For the most robust results, researchers should employ multiple complementary approaches and include appropriate positive and negative controls to confirm specificity of PTGDR-mediated effects.

What are the emerging areas of PTGDR research with therapeutic potential?

The current understanding of PTGDR biology suggests several promising research directions:

• PTGDR antagonism in allergic disease: Given PTGDR's role in exacerbating allergic reactions and the ameliorating effects of antagonists on allergen-induced inflammation , development of selective PTGDR inhibitors represents a valuable therapeutic approach.

• Targeting PTGDR in cancer: The association between PGD2/PTGDR signaling and tumor prognosis suggests potential for therapeutic intervention, though more research is needed to determine whether inhibition or activation would be beneficial in specific cancer contexts.

• Pharmacogenomic approaches: The impact of PTGDR promoter variants on expression and retinoic acid responsiveness indicates potential for personalized medicine approaches, where treatment strategies could be tailored based on a patient's PTGDR genetic profile.
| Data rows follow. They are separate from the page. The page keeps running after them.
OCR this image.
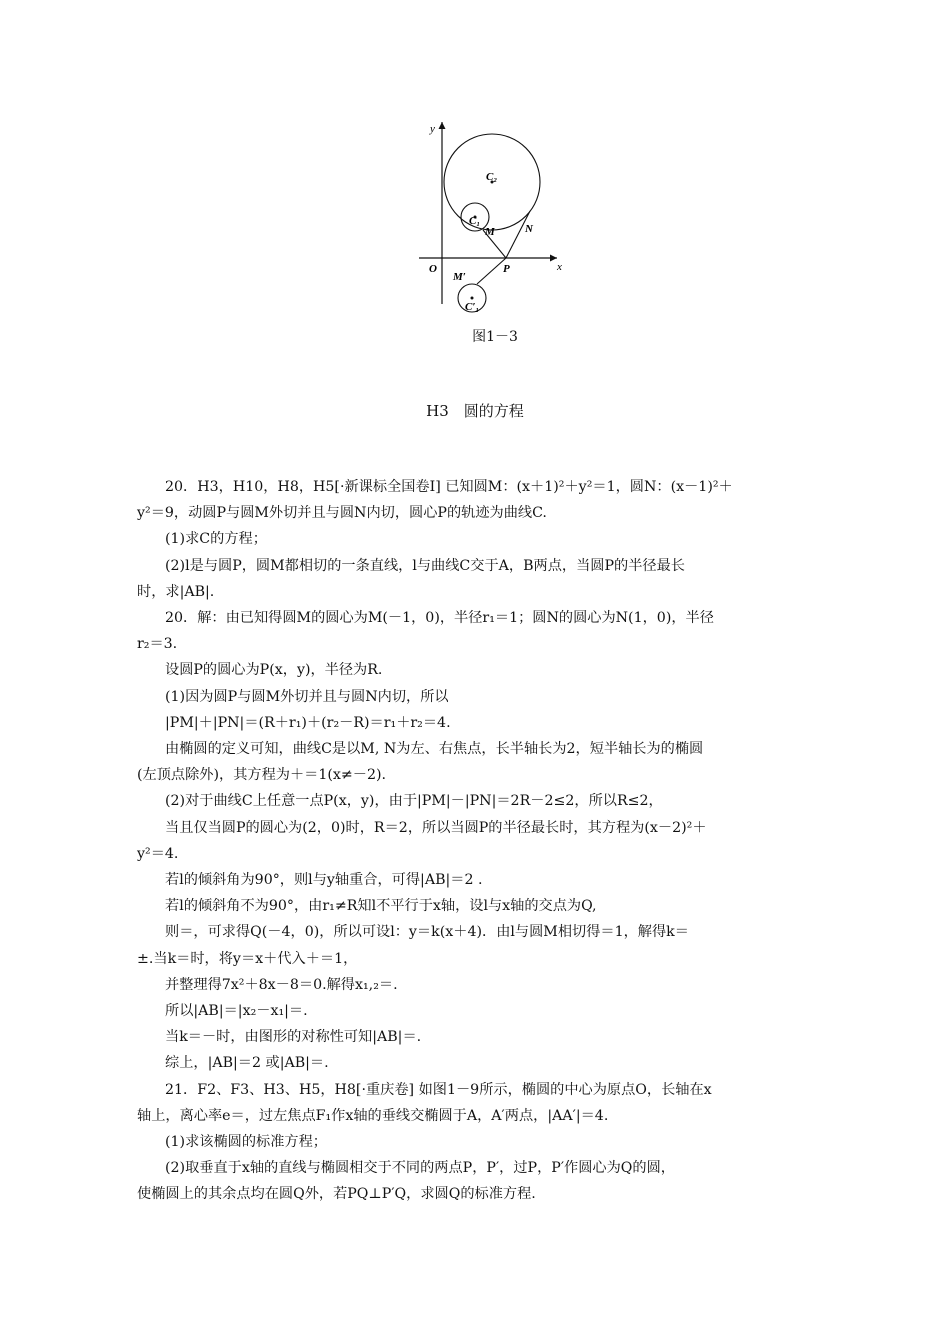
y
x
O	P
M	N
M′
C₂
C₁
C′₁
图1－3
H3　圆的方程

20．H3，H10，H8，H5[·新课标全国卷Ⅰ] 已知圆M：(x＋1)²＋y²＝1，圆N：(x－1)²＋

y²＝9，动圆P与圆M外切并且与圆N内切，圆心P的轨迹为曲线C.

(1)求C的方程；

(2)l是与圆P，圆M都相切的一条直线，l与曲线C交于A，B两点，当圆P的半径最长

时，求|AB|.

20．解：由已知得圆M的圆心为M(－1，0)，半径r₁＝1；圆N的圆心为N(1，0)，半径

r₂＝3.

设圆P的圆心为P(x，y)，半径为R.

(1)因为圆P与圆M外切并且与圆N内切，所以

|PM|＋|PN|＝(R＋r₁)＋(r₂－R)＝r₁＋r₂＝4.

由椭圆的定义可知，曲线C是以M, N为左、右焦点，长半轴长为2，短半轴长为的椭圆

(左顶点除外)，其方程为＋＝1(x≠－2).

(2)对于曲线C上任意一点P(x，y)，由于|PM|－|PN|＝2R－2≤2，所以R≤2，

当且仅当圆P的圆心为(2，0)时，R＝2，所以当圆P的半径最长时，其方程为(x－2)²＋

y²＝4.

若l的倾斜角为90°，则l与y轴重合，可得|AB|＝2 .

若l的倾斜角不为90°，由r₁≠R知l不平行于x轴，设l与x轴的交点为Q,

则＝，可求得Q(－4，0)，所以可设l：y＝k(x＋4)．由l与圆M相切得＝1，解得k＝

±.当k＝时，将y＝x＋代入＋＝1，

并整理得7x²＋8x－8＝0.解得x₁,₂＝.

所以|AB|＝|x₂－x₁|＝.

当k＝－时，由图形的对称性可知|AB|＝.

综上，|AB|＝2 或|AB|＝.

21．F2、F3、H3、H5，H8[·重庆卷] 如图1－9所示，椭圆的中心为原点O，长轴在x

轴上，离心率e＝，过左焦点F₁作x轴的垂线交椭圆于A，A′两点，|AA′|＝4.

(1)求该椭圆的标准方程；

(2)取垂直于x轴的直线与椭圆相交于不同的两点P，P′，过P，P′作圆心为Q的圆，

使椭圆上的其余点均在圆Q外，若PQ⊥P′Q，求圆Q的标准方程.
• Combined retinoic acid and PTGDR-targeted therapies: The regulatory relationship between retinoic acid and PTGDR expression suggests potential for combination approaches that modulate both pathways simultaneously.

• Development of biomarkers: PGD2 levels in bronchoalveolar lavage fluid correlate with asthma severity , suggesting potential for PTGDR-related biomarkers in diagnosing and monitoring inflammatory conditions.

These research directions hold promise for translating basic PTGDR biology into clinical applications across multiple disease areas.